As I see it, megacorps are sometimes conglomerates with multiple fingers in many things and sometimes (somewhat) specialized in specific industries. In ye olde days we had the East India Company that controlled trade and later politics in India, or Hudson Bay company in Canada. In the US you had the various Trust companies, or the grand-daddy vertically and horizontally integrated Standard Oil. We've often heard of coal companies having "company towns" where they were the only real employer and retailer (and land owner/slum lord/etc). Shadowrun has a similar idea (and also, in a very Traveller-esque manner these companies sometimes engage in armed combat with one another).

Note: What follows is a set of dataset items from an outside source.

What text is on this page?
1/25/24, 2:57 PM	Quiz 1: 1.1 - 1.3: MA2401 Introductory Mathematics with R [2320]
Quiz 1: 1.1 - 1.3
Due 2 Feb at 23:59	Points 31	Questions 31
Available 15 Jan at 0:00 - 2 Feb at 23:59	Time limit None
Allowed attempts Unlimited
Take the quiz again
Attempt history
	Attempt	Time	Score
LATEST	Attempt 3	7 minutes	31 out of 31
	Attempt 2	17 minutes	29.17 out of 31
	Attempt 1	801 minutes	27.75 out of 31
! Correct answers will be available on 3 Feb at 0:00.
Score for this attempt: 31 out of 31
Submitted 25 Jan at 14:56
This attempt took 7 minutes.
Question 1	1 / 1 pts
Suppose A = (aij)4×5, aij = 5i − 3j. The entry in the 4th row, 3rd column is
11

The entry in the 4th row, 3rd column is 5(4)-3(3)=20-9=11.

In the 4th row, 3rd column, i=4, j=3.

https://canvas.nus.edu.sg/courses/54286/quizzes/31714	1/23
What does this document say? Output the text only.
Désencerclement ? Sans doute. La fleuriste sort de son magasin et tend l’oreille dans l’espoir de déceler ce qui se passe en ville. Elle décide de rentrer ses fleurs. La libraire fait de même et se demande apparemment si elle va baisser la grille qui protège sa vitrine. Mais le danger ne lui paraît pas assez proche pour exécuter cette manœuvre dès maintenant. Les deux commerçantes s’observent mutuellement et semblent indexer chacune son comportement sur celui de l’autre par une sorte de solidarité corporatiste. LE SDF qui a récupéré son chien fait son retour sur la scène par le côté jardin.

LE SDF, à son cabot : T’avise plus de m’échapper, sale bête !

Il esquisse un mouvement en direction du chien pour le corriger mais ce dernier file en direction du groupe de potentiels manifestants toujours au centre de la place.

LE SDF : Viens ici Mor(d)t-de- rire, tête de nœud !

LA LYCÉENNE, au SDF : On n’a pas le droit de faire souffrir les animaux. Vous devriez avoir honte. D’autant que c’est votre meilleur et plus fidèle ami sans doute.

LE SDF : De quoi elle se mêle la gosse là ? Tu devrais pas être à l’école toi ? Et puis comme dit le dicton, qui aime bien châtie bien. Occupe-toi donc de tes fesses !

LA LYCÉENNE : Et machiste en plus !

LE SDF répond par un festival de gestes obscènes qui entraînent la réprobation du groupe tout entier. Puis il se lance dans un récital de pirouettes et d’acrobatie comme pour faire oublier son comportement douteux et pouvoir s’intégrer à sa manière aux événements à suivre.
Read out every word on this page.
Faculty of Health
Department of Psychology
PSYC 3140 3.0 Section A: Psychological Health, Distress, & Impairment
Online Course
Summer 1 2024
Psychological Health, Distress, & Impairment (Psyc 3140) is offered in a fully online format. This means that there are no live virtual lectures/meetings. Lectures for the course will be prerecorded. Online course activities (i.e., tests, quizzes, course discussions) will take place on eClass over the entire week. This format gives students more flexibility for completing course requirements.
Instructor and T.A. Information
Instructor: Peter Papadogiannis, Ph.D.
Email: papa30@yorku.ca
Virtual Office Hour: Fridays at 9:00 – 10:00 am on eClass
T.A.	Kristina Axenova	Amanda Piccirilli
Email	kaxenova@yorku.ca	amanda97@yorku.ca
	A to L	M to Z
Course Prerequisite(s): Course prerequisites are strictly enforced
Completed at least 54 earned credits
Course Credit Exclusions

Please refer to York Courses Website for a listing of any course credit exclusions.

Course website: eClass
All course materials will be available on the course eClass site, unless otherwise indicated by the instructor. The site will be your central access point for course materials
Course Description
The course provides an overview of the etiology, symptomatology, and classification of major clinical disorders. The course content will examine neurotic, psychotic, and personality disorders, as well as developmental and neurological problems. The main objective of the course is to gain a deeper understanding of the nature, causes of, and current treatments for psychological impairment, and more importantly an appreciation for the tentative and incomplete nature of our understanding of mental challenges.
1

In more modern industries you had companies like GE or GM, that have ebbed and flowed as conglomerates across many industries. The books describe Imperium-wide companies like this, and then sector and sub-sector wide (the Tukera lines and Al Morai). The Imperial-sized ones are so big that they really don't do much at the player level. Smaller-sized ones still are quite big from a PC perspective. Since Traveller is mostly an RPG game, these kinds of companies are really come off as just set-dressing. It's hard to RPG with a megacorp setting.
I think when (some at least) of the game designers sat down they went more for cool factor, or "this sounds cool" and worried less about whether or not these companies would work - and how much they may match historical models and/or realistic ones. For some players the cool factor is more than enough and they'll go from there. Others find it requires too much hand wavium.
Personally I like to find a middle-ground that matches something that makes logical sense, is interesting background, and isn't so detailed that it requires me to use a spreadsheet on an hourly basis. And discussions with like-minded people on boards like this help are good sources of different viewpoints.
Plus nobody has devolved into neener-neener mode... which makes for a pleasant conversation.